Çocukluğunda şefkat, merhamet gibi duyguları tanımadan büyümüştür, hor görülmüş, aşağılanmıştır. Büyüdüğünde, kendisine yapılanların acısını başkalarına çektirmeyi meziyet zannederek güçlü olduğunu ispata çalışır.
Bir zamanlar nasıl kendisi sömürülmüşse eline fırsat geçince güçsüzü, zayıfı sömürmeye, ezmeye başlar.
Yaptığının yanlış olduğunu anlatamazsınız. Çünkü hayat felsefesi “Ezmezsen ezilirsin” dir.

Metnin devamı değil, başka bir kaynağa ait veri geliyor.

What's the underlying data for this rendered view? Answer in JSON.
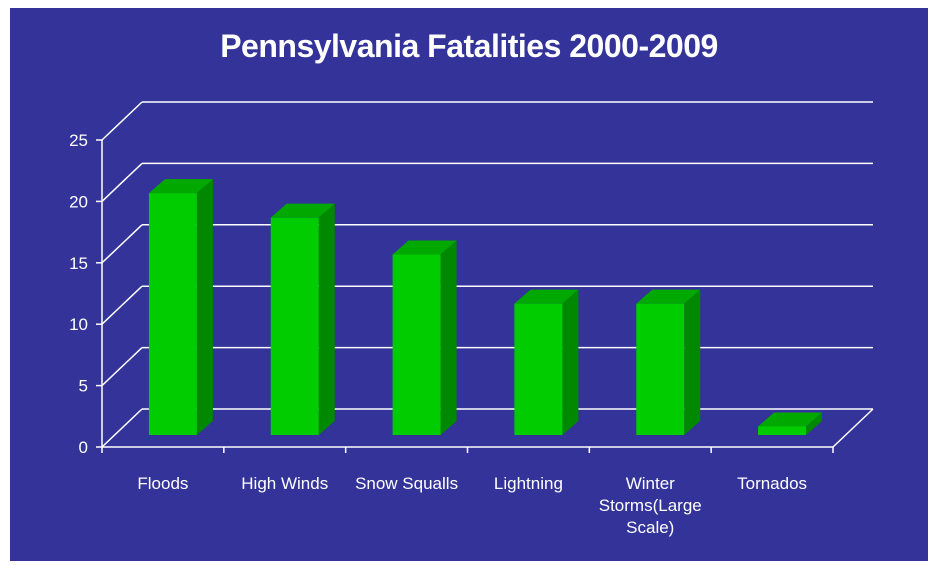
{
  "chart_data": {
    "type": "bar",
    "title": "Pennsylvania Fatalities 2000-2009",
    "xlabel": "",
    "ylabel": "",
    "categories": [
      "Floods",
      "High Winds",
      "Snow Squalls",
      "Lightning",
      "Winter Storms(Large Scale)",
      "Tornados"
    ],
    "category_lines": [
      [
        "Floods"
      ],
      [
        "High Winds"
      ],
      [
        "Snow Squalls"
      ],
      [
        "Lightning"
      ],
      [
        "Winter",
        "Storms(Large",
        "Scale)"
      ],
      [
        "Tornados"
      ]
    ],
    "values": [
      21,
      19,
      16,
      12,
      12,
      2
    ],
    "ylim": [
      0,
      25
    ],
    "yticks": [
      "0",
      "5",
      "10",
      "15",
      "20",
      "25"
    ],
    "grid": true,
    "legend": "none",
    "style": "3d",
    "colors": {
      "background": "#333399",
      "bar_front": "#00cc00",
      "bar_side": "#008800",
      "bar_top": "#00a800",
      "grid": "#ffffff",
      "text": "#ffffff"
    }
  }
}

Ezikliğin sebep olduğu aşağılık kompleksiyle güçlü olduğunu ispat etmeye kendisini mecbur hissetmektedir ve ezmeyi, sömürmeyi, acımasızlığı güçlü olmak zanneder.
Oysa;
Ağlamak insanı kibirden, gururdan arındır, diğer insanlardan farkı olmadığını kabul ettirir.
Ağlamak anlamaktır aynı zamanda. Dünyanın yalancılığını anlatır insana. Hiçbir şeyin kalıcı olmadığını kabul ettirir.
Ağlamak hatırlamaktır kimi zaman. Unuttuğu duyguları hatırlatır. Şefkat, acıma, sevme, sevilme ve diğerlerini…
İnsan ağladıkça insanlaşır, ağladıkça sakinleşir, ağladıkça fırtınalar durulur.
Ağlamak deyip geçmeyin. Ağlayabilmek erdem, ağlamak saadettir kıymetini bilene.